Unos siete u ocho minutos después,
El coche, que iba a toda velocidad, se detuvo con un chirrido al borde de la carretera en las montañas.
—El camino de más adelante está bloqueado por rocas caídas, tendremos que seguir a pie desde aquí —dijo Fan Erhu.
Wang Xiaolong se bajó primero del coche y levantó la vista para ver a Zhang Laowai y a los demás, que ya llevaban herramientas y caminaban muy por delante.
—Erhu, tú ven conmigo a la montaña, el resto quedaos aquí para despejar el camino —dijo, tras pensarlo un momento—.
Algunos de los heridos deben de haber perdido la capacidad de moverse por sí mismos.
Luego necesitaremos vehículos para transportarlos, así que debemos despejar el camino lo antes posible.
Erhu asintió.
—Cierto, cierto, cierto, Zhang Xingbao también lo mencionó antes.
Ha llamado a la gente del centro de salud del municipio, y la ambulancia también tendrá que pasar por aquí.
Después de hablar, organizó inmediatamente a los aldeanos que venían con él para que empezaran a despejar el camino bloqueado.
Una vez que los aldeanos empezaron a trabajar, los dos corrieron hacia la Pequeña Colina.
La gran montaña detrás del Pueblo Xiao Xi no tuvo nombre durante mucho tiempo.
Más tarde, algunos ancianos iban juntos a las montañas a recoger leña y a cazar.
Para aclarar las direcciones y determinar mejor las coordenadas, dieron nombres a las montañas basándose en sus características.
El incidente de esta vez ocurrió en la Pequeña Colina, que está a unos siete kilómetros de la entrada de la montaña.
En comparación con las montañas de los alrededores, esta es relativamente baja y no está compuesta de rocas duras ni de tierra ordinaria, sino de una roca de azufre más blanda.
Las rocas de azufre son bastante quebradizas y visiblemente estratificadas.
Además, como pocas plantas crecían en la roca cargada de azufre, las laderas desnudas de la colina recibieron el nombre de Pequeña Colina.
Naturalmente, algunos también la llaman «Colina Inútil».
Como no sustenta la vegetación, la gente no puede recolectar madera, hierbas medicinales o verduras silvestres allí, y como la extracción de mineral de azufre está estrictamente prohibida,
esencialmente se la considera una colina inútil y ruinosa.
Apurando el paso, Wang Xiaolong y su grupo alcanzaron rápidamente a Zhang Laowai y los demás.
Antes, ellos y Fan Erhu se habían dividido en dos grupos.
Fan Erhu había ido a avisar a Wang Xiaolong mientras que el grupo de Zhang Laowai utilizaba camiones de caja para transportar a los aldeanos a la montaña para ayudar.
Por el camino, el número de aldeanos reunidos casi había llegado a veinte.
El rostro de todos estaba tenso y se movían con rapidez.
Nadie hablaba y el ambiente era un tanto sombrío.
Claramente, todos querían conservar la energía para llegar al lugar del accidente lo antes posible.
Esta capacidad de respuesta es una de las mayores virtudes del campo.
Cuando no hay problemas, los hermanos más cercanos pueden pelearse por trivialidades.
Pero cuando surge un problema de verdad, ¡todo el pueblo deja a un lado los rencores pasados y corre a ayudar!

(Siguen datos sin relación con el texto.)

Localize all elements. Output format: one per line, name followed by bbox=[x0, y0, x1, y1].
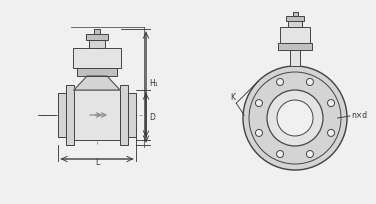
Bar bbox=[278, 43, 312, 50]
Bar bbox=[89, 40, 105, 48]
Circle shape bbox=[267, 90, 323, 146]
Bar bbox=[286, 16, 304, 21]
Circle shape bbox=[306, 79, 314, 85]
Bar bbox=[74, 90, 120, 140]
Bar bbox=[120, 85, 128, 145]
Text: D: D bbox=[149, 112, 155, 122]
Circle shape bbox=[306, 151, 314, 157]
Circle shape bbox=[255, 100, 262, 106]
Circle shape bbox=[277, 100, 313, 136]
Circle shape bbox=[277, 79, 284, 85]
Bar bbox=[66, 85, 74, 145]
Text: L: L bbox=[95, 158, 99, 167]
Bar bbox=[293, 12, 297, 16]
Bar bbox=[128, 93, 136, 137]
Circle shape bbox=[277, 151, 284, 157]
Bar bbox=[58, 93, 66, 137]
Bar bbox=[280, 27, 310, 43]
Bar bbox=[86, 34, 108, 40]
Bar bbox=[288, 21, 302, 27]
Text: H₁: H₁ bbox=[149, 79, 158, 88]
Bar bbox=[290, 50, 300, 66]
Text: K: K bbox=[230, 93, 235, 102]
Bar bbox=[94, 29, 100, 34]
Bar bbox=[73, 48, 121, 68]
Circle shape bbox=[327, 100, 335, 106]
Text: n×d: n×d bbox=[351, 112, 367, 121]
Circle shape bbox=[327, 129, 335, 136]
Bar bbox=[77, 68, 117, 76]
Circle shape bbox=[243, 66, 347, 170]
Polygon shape bbox=[74, 76, 120, 90]
Circle shape bbox=[255, 129, 262, 136]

El gran grupo avanzó durante unos diez minutos más y finalmente llegó a la Pequeña Colina.
El lugar del accidente se encontraba en una depresión entre la Pequeña Colina y el Barranco de la Serpiente Blanca.

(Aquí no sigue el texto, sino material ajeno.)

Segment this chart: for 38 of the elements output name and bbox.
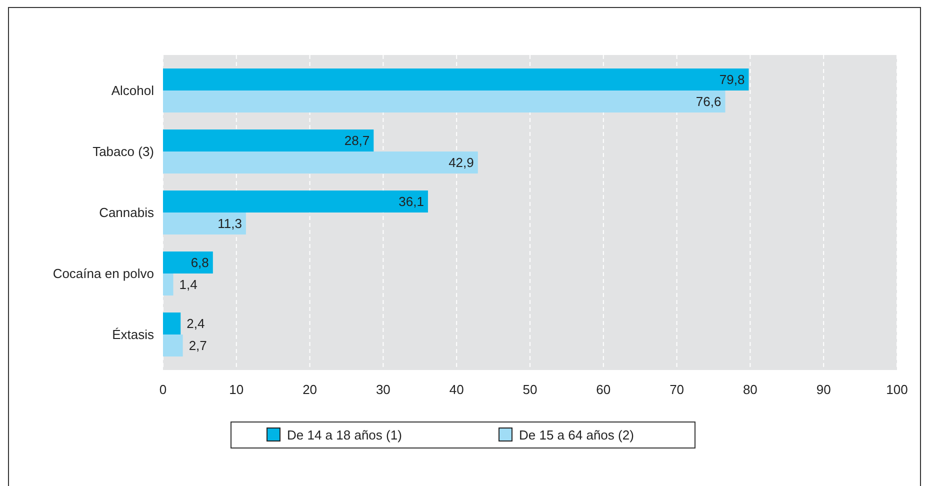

Desde la distancia, se veía que un tercio de la Pequeña Colina se había derrumbado.
Dejando al descubierto la roca de azufre de color amarillo rojizo.

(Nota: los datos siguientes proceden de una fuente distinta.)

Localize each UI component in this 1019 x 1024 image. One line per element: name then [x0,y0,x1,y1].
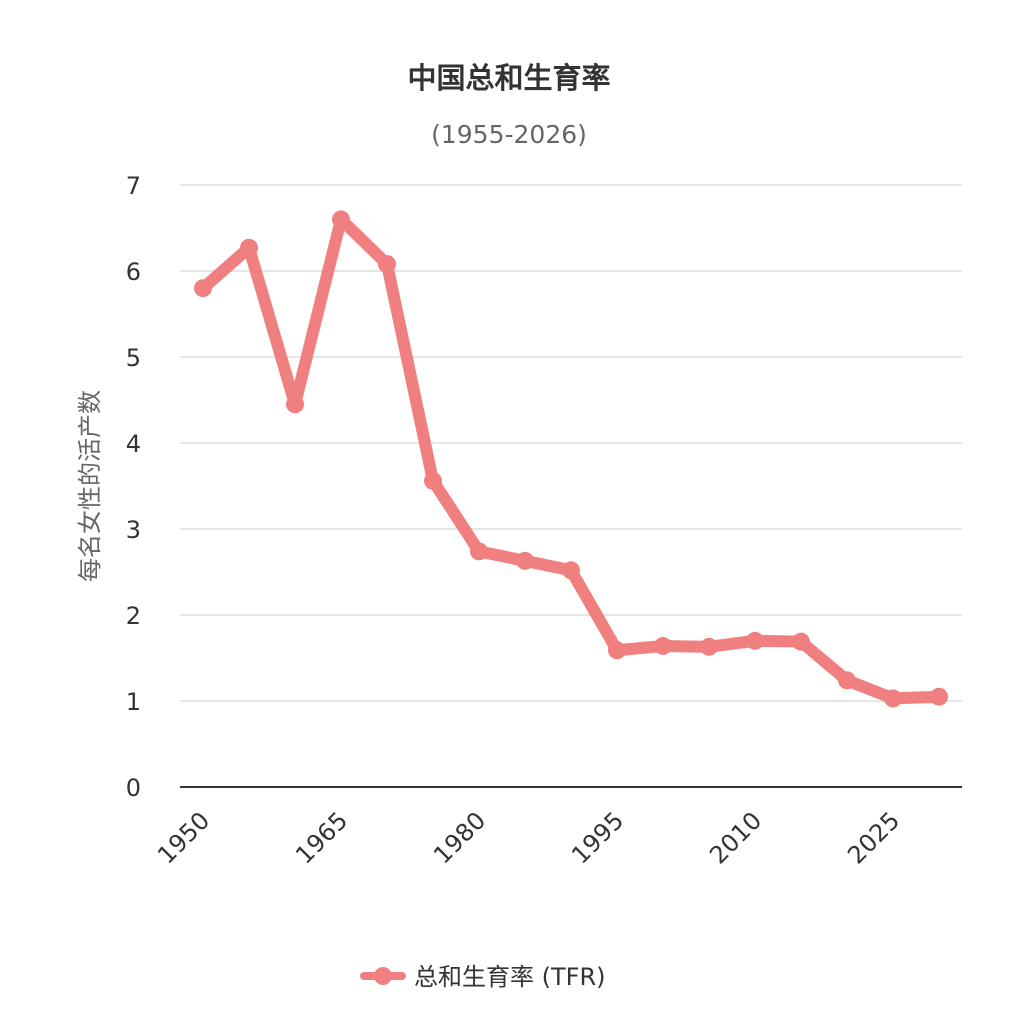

En los alrededores reinaba el caos, y troncos de árboles tan gruesos como muslos yacían aplastados en el suelo.
No muy lejos, se veían varias figuras; algunas con sangre chorreando de la frente, otras llorando en silencio y otras empuñando palas y cavando en el barro y las rocas de la ladera.
Wang Xiaolong examinó la escena que tenía ante él y luego sacó un tipo de hierba de su bolsa.
—No estamos lejos del Barranco de la Serpiente Blanca, quién sabe, podría haber algunas serpientes venenosas escondidas entre los arbustos.
Haced que todos busquen un poco de esta hierba para frotársela en los pantalones y los zapatos,
o, alternativamente, que encuentren un poco de azufre, lo muelan hasta hacerlo polvo y lo esparzan por los bajos de sus pantalones para evitar ataques de serpientes —advirtió.